Presiden Obama memberikan perhatian serius terhadap serangan siber ini dan menilai bahwa hal tersebut mengancam negara, terlebih jika dilakukan secara terus-menerus. Cyber attack juga dapat mengancam kerahasiaan identitas masyarakat yang pada akhirnya digunakan oleh orang-orang tidak bertanggung jawab pada sistem e-commerce, perbankan dan pemerintahan.
CTIIC mendukung dan memfasilitasi pemerintah Amerika dalam mengatasi ancaman cyber attack serta memberikan analisis rekomendasi strategi dalam mengatasi ancaman tersebut.
Namun, CTIIC hanya bersifat sebagai pengumpul informasi dan tidak punya kewenangan dalam melakukan penindakan ofensif. Fungsi penindakan akan diserahkan kepada lembaga penegak hukum, atau bahkan militer, apalagi untuk kasus yang dinilai membahayakan keamanan negara. Selain itu, CTIIC juga bertugas melakukan penyelarasan koordinasi dengan lembaga pemerintahan baik NSA, Department of Homeland Security, FBI dan CIA.
Jika dibandingkan dengan BSSN di Indonesia, perbedaan antara keduanya hanya terletak pada bentuk koordinasi dan tanggung jawab. BSSN bertanggung jawab langsung kepada Presiden, sementara CTIIC bertanggung jawab terhadap DNI sebagai perantara kepada Presiden.
Sementara untuk fungsinya, antara BSSN dengan CTIIC tidak jauh berbeda, yaitu melakukan pengawasan, pengumpulan informasi dan juga koordinasi terkait dengan cyber attack dalam tujuan meningkatkan keamanan siber.
Signifikansi BSSN bagi Jokowi
Keputusan Jokowi melakukan revisi terhadap Perpres tentang Badan Siber dan Sandi Negara menunjukkan ada keinginan untuk memperkuat fungsi BSSN. Pada prosesnya BSSN diharapkan mencapai tujuan dalam mengantisipasi ancaman cyber attack.
Jika ditarik ke pembahasan sebelumnya, terdapat hal menarik ketika BSSN diputuskan untuk berada langsung di bawah Presiden, berbeda dengan CTIIC yang perlu pengantara. Hal ini sebetulnya menegaskan bahwa adanya urgensi terkait cyber crime di Indonesia yang mengancam kepentingan masyarakat, bahkan boleh jadi juga kepentingan Jokowi sendiri.
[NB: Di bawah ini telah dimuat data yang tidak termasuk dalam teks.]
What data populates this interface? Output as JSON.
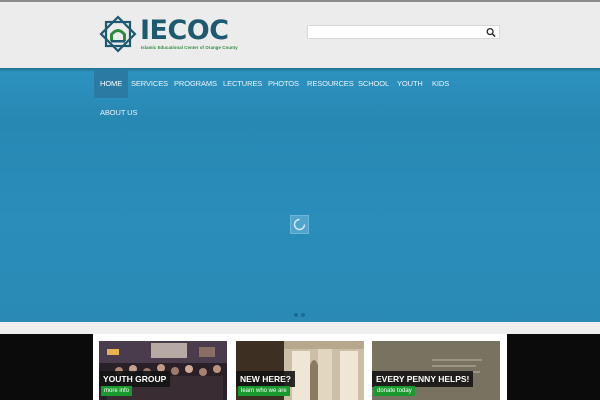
{
  "brand": {
    "name": "IECOC",
    "tagline": "Islamic Educational Center of Orange County",
    "colors": {
      "primary": "#1d5a6f",
      "accent": "#2c8a3b",
      "hero": "#2a8ab5"
    }
  },
  "search": {
    "placeholder": "",
    "button_icon": "magnifier-icon"
  },
  "nav": {
    "items": [
      {
        "label": "HOME",
        "active": true
      },
      {
        "label": "SERVICES"
      },
      {
        "label": "PROGRAMS"
      },
      {
        "label": "LECTURES"
      },
      {
        "label": "PHOTOS"
      },
      {
        "label": "RESOURCES"
      },
      {
        "label": "SCHOOL"
      },
      {
        "label": "YOUTH"
      },
      {
        "label": "KIDS"
      },
      {
        "label": "ABOUT US"
      }
    ]
  },
  "slider": {
    "loading_icon": "spinner-icon",
    "slide_count": 2
  },
  "cards": [
    {
      "title": "YOUTH GROUP",
      "button": "more info"
    },
    {
      "title": "NEW HERE?",
      "button": "learn who we are"
    },
    {
      "title": "EVERY PENNY HELPS!",
      "button": "donate today"
    }
  ]
}
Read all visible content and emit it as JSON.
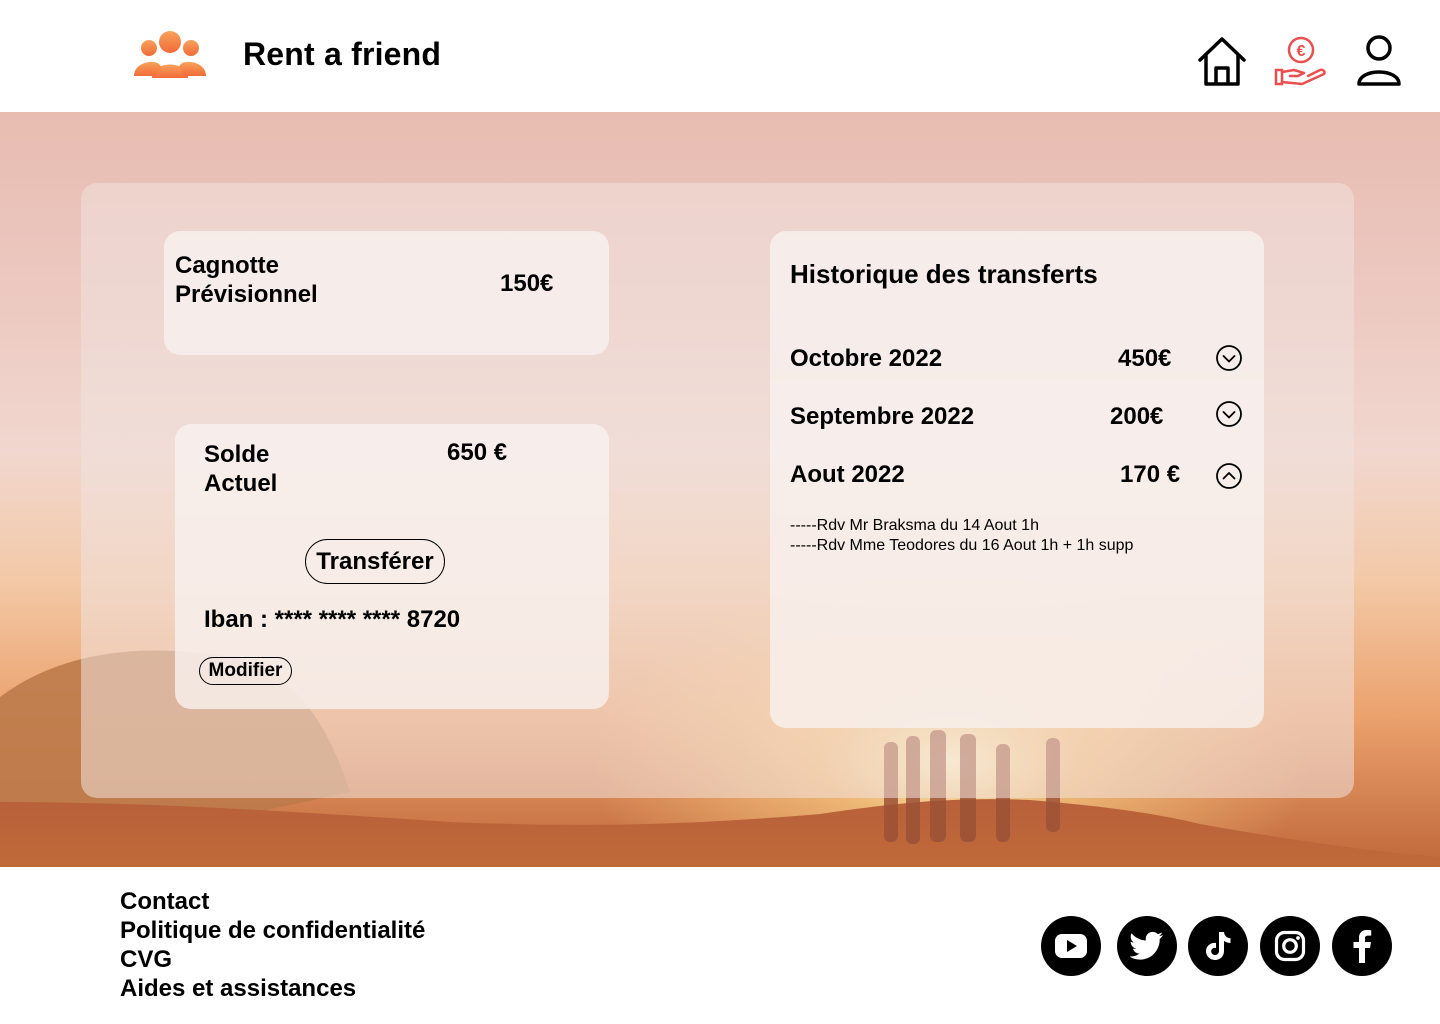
{
  "header": {
    "app_title": "Rent a friend",
    "icons": [
      "users-group-icon",
      "home-icon",
      "euro-hand-icon",
      "user-icon"
    ]
  },
  "colors": {
    "accent": "#f26b3a",
    "accent_light": "#f7a25a",
    "active_nav": "#ea4f4f"
  },
  "cagnotte": {
    "label_line1": "Cagnotte",
    "label_line2": "Prévisionnel",
    "amount": "150€"
  },
  "solde": {
    "label_line1": "Solde",
    "label_line2": "Actuel",
    "amount": "650 €",
    "transfer_button": "Transférer",
    "iban": "Iban : **** **** **** 8720",
    "modify_button": "Modifier"
  },
  "history": {
    "title": "Historique des transferts",
    "rows": [
      {
        "month": "Octobre 2022",
        "amount": "450€",
        "expanded": false
      },
      {
        "month": "Septembre 2022",
        "amount": "200€",
        "expanded": false
      },
      {
        "month": "Aout 2022",
        "amount": "170 €",
        "expanded": true
      }
    ],
    "details": [
      "-----Rdv Mr Braksma du 14 Aout 1h",
      "-----Rdv Mme Teodores du 16 Aout 1h + 1h supp"
    ]
  },
  "footer": {
    "links": [
      "Contact",
      "Politique de confidentialité",
      "CVG",
      "Aides et assistances"
    ],
    "social": [
      "youtube-icon",
      "twitter-icon",
      "tiktok-icon",
      "instagram-icon",
      "facebook-icon"
    ]
  }
}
Jokowi mungkin tidak ingin melepaskan pandangannya dari bahaya siber dan ingin langsung menanganinya. Hal tersebut boleh jadi menunjukkan adanya kepentingan Jokowi dalam menepis berbagai bentuk konten negatif, entah yang termasuk dalam bentuk cyber crime, maupun kebohongan-kebohongan terkait dirinya.
Apalagi, menuju tahun politik di 2018 dan 2019, internet adalah ladang paling ampuh untuk berkampanye sekaligus saling menjatuhkan satu sama lain. Sebagai salah satu tokoh yang paling banyak dipergunjingan di media sosial, sangat mungkin BSSN menjadi jalan Jokowi untuk mengendalikan sebaran informasi yang makin hari makin tidak terkontrol.
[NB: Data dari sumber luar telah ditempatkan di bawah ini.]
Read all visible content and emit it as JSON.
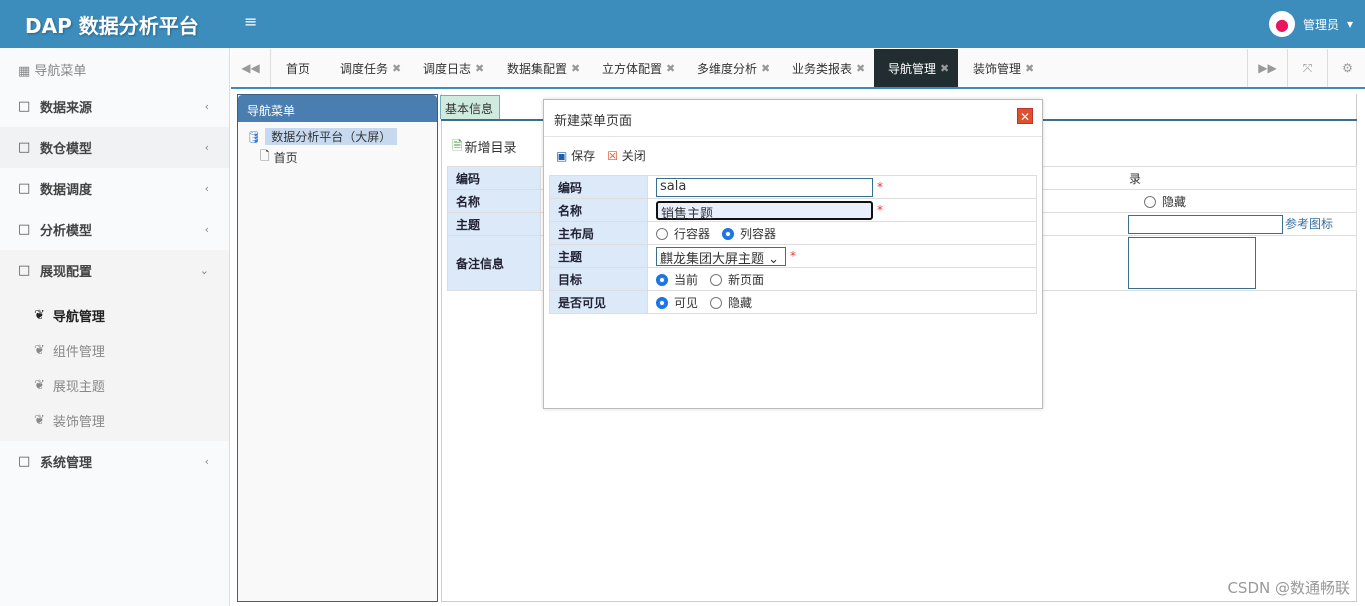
{
  "header": {
    "title": "DAP 数据分析平台",
    "menu_icon": "≡",
    "user": "管理员"
  },
  "sidebar": {
    "title": "导航菜单",
    "items": [
      {
        "label": "数据来源"
      },
      {
        "label": "数仓模型"
      },
      {
        "label": "数据调度"
      },
      {
        "label": "分析模型"
      },
      {
        "label": "展现配置"
      },
      {
        "label": "系统管理"
      }
    ],
    "subitems": [
      {
        "label": "导航管理"
      },
      {
        "label": "组件管理"
      },
      {
        "label": "展现主题"
      },
      {
        "label": "装饰管理"
      }
    ]
  },
  "tabs": [
    {
      "label": "首页"
    },
    {
      "label": "调度任务"
    },
    {
      "label": "调度日志"
    },
    {
      "label": "数据集配置"
    },
    {
      "label": "立方体配置"
    },
    {
      "label": "多维度分析"
    },
    {
      "label": "业务类报表"
    },
    {
      "label": "导航管理"
    },
    {
      "label": "装饰管理"
    }
  ],
  "left_panel": {
    "title": "导航菜单",
    "tree": [
      {
        "label": "数据分析平台（大屏）"
      },
      {
        "label": "首页"
      }
    ]
  },
  "main": {
    "tab": "基本信息",
    "toolbar_add": "新增目录",
    "labels": [
      "编码",
      "名称",
      "主题",
      "备注信息"
    ],
    "partial_text": "录",
    "hide_label": "隐藏",
    "icon_link": "参考图标"
  },
  "dialog": {
    "title": "新建菜单页面",
    "save": "保存",
    "close": "关闭",
    "fields": {
      "code_label": "编码",
      "code_value": "sala",
      "name_label": "名称",
      "name_value": "销售主题",
      "layout_label": "主布局",
      "layout_opts": [
        "行容器",
        "列容器"
      ],
      "layout_selected": "列容器",
      "theme_label": "主题",
      "theme_value": "麒龙集团大屏主题",
      "target_label": "目标",
      "target_opts": [
        "当前",
        "新页面"
      ],
      "target_selected": "当前",
      "visible_label": "是否可见",
      "visible_opts": [
        "可见",
        "隐藏"
      ],
      "visible_selected": "可见"
    }
  },
  "watermark": "CSDN @数通畅联"
}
Hal ini tentu menjadi kepentingan Jokowi dalam membentuk BSSN, di samping persoalan perbaikan keamanan siber di Indonesia. Dengan adanya BSSN, Jokowi bisa dengan lebih tegas menindak berbagai hoaks, fitnah ataupun informasi yang merugikan dirinya di internet. Apakah ini buruk?
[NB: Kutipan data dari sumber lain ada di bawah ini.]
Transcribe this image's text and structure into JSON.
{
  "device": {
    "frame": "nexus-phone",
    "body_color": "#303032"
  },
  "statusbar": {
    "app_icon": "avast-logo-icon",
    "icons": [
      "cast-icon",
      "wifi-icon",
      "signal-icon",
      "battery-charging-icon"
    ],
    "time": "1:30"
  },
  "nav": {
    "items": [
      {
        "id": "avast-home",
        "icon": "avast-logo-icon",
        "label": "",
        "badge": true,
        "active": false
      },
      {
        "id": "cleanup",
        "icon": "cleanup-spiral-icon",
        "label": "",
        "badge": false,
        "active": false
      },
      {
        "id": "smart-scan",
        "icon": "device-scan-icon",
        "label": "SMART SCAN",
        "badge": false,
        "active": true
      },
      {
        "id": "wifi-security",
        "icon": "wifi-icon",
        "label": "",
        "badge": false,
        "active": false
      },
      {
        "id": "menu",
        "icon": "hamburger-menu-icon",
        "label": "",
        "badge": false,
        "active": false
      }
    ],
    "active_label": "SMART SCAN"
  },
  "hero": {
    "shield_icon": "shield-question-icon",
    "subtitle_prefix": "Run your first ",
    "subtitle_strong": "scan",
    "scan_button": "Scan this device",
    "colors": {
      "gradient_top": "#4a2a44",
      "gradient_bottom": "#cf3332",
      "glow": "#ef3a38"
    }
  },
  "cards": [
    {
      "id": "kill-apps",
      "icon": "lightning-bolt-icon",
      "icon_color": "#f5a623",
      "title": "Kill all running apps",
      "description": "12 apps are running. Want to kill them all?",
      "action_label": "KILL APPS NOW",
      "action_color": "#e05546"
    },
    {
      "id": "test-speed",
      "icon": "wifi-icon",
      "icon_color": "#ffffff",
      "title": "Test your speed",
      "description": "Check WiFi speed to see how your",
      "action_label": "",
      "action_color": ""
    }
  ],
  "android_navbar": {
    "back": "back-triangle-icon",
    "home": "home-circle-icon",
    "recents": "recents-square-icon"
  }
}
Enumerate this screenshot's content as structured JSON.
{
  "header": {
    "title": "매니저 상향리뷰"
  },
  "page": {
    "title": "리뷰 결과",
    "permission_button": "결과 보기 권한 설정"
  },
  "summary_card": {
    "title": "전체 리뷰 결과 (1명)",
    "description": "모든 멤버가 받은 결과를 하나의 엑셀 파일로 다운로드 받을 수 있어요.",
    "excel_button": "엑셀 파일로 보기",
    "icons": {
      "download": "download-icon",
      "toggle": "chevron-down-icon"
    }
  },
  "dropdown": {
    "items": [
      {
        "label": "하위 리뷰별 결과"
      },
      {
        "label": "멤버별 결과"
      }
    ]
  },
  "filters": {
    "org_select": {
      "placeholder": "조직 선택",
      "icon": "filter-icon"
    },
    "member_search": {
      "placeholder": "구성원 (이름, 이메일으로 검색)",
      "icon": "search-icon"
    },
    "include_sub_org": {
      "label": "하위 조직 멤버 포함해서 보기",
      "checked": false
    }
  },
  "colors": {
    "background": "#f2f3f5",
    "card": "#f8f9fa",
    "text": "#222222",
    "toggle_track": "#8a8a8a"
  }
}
Yang jelas, saat ini sebaran informasi dan ujaran kebencian memang tidak lagi bisa terkontrol. Keberadaan hoax yang memecah belah juga semakin memprihatinkan. Oleh karena itu, BSSN dirasa bisa menjadi jalan keluar bagi permasalahan siber di Indonesia dan mencontoh CTIIC di negeri Paman Sam. (Eldi)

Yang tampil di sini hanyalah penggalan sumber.